Heterogeneity of time delays determines synchronization of coupled oscillators
Spase Petkoski, Andreas Spiegler, Timoth\'ee Proix, Parham Aram,, Jean-Jacques Temprado, Viktor K. Jirsa

TL;DR
This paper develops a theoretical framework to analyze how the heterogeneity of transmission delays in network-coupled oscillators affects their synchronization patterns, with applications to brain oscillations.
Contribution
It introduces a method to decompose complex delay distributions into patterns, simplifying stability analysis of synchronization in delay-structured networks.
Findings
Delay heterogeneity leads to various phase-locked states.
Analytical stability boundaries for different synchronization patterns.

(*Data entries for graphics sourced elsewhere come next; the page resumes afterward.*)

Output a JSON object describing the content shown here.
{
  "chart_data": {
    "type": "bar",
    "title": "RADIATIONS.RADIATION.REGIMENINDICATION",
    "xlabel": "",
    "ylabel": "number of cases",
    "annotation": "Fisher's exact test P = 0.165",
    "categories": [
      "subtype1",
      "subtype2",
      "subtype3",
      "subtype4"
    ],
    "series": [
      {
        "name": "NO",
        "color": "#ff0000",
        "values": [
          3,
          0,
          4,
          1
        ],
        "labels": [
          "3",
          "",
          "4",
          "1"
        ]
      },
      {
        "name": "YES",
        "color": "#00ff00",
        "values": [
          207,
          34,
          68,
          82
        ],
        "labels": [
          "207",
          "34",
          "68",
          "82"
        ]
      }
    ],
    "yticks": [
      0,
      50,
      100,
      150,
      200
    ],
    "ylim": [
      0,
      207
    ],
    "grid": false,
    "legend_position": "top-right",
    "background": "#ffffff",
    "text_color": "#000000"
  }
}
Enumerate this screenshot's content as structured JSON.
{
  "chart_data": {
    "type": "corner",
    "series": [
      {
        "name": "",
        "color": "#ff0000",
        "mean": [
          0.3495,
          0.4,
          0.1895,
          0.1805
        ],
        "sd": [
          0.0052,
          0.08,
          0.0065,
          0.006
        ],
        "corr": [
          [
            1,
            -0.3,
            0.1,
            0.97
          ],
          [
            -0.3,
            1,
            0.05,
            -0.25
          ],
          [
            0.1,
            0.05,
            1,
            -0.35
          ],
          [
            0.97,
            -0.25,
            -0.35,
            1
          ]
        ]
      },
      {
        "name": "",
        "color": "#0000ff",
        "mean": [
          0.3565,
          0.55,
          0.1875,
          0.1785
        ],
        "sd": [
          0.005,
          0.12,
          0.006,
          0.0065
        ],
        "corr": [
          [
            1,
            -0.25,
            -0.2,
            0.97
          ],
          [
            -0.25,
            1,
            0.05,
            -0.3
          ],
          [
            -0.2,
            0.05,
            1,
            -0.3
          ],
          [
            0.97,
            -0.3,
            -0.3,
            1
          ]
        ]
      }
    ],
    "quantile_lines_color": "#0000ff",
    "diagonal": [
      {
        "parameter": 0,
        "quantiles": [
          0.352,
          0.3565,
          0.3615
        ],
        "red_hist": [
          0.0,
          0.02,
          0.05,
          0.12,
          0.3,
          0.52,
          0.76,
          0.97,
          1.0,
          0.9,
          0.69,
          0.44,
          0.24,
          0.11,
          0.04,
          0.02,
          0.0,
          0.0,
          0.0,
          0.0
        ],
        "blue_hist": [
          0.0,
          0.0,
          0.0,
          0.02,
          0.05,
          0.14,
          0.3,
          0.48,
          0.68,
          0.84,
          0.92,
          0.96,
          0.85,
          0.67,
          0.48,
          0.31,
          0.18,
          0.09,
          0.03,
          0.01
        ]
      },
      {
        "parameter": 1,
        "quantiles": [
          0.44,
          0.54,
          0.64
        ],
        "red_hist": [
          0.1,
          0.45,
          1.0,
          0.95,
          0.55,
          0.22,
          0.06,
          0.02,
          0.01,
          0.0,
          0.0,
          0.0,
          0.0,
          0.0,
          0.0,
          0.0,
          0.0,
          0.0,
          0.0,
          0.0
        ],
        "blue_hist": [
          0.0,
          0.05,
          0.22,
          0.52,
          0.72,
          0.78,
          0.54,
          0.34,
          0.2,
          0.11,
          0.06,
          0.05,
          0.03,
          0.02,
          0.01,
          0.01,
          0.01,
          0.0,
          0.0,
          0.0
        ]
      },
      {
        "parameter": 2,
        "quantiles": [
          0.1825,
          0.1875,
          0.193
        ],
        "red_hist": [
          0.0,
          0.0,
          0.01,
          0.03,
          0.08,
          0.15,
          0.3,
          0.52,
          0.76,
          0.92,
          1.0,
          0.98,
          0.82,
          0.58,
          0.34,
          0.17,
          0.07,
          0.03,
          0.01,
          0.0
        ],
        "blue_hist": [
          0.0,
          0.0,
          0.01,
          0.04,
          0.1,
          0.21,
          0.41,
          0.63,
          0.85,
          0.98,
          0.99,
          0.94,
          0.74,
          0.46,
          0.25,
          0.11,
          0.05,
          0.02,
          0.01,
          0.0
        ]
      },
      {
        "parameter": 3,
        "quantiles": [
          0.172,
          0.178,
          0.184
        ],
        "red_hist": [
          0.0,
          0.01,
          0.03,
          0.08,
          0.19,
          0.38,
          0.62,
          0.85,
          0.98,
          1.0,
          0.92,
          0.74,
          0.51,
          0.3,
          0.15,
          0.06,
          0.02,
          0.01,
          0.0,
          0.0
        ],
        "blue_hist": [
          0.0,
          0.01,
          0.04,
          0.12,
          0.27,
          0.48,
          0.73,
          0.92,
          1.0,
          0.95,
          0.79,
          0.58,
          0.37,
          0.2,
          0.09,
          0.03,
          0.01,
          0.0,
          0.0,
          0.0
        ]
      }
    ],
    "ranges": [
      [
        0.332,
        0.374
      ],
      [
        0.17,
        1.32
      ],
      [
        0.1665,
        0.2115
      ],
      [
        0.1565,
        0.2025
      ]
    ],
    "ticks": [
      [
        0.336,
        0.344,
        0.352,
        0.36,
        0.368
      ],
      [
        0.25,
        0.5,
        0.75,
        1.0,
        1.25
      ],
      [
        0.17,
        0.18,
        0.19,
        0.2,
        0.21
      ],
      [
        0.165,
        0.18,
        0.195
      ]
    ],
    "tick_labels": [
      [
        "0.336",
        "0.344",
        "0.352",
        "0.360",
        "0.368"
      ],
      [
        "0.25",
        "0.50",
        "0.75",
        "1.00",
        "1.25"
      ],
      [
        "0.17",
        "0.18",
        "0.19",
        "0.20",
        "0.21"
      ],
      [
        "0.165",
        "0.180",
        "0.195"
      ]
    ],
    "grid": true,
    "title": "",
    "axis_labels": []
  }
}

Applicable to understanding brain oscillation dynamics.
Abstract
Network couplings of oscillatory large-scale systems, such as the brain, have a space-time structure composed of connection strengths and signal transmission delays. We provide a theoretical framework, which allows treating the spatial distribution of time delays with regard to synchronization, by decomposing it into patterns and therefore reducing the stability analysis into the tractable problem of a finite set of delay-coupled differential equations. We analyse delay-structured networks of phase oscillators and we find that, depending on the heterogeneity of the delays, the oscillators group in phase-shifted, anti-phase, steady, and non-stationary clusters, and analytically compute their stability boundaries. These results find direct application in the study of brain oscillations.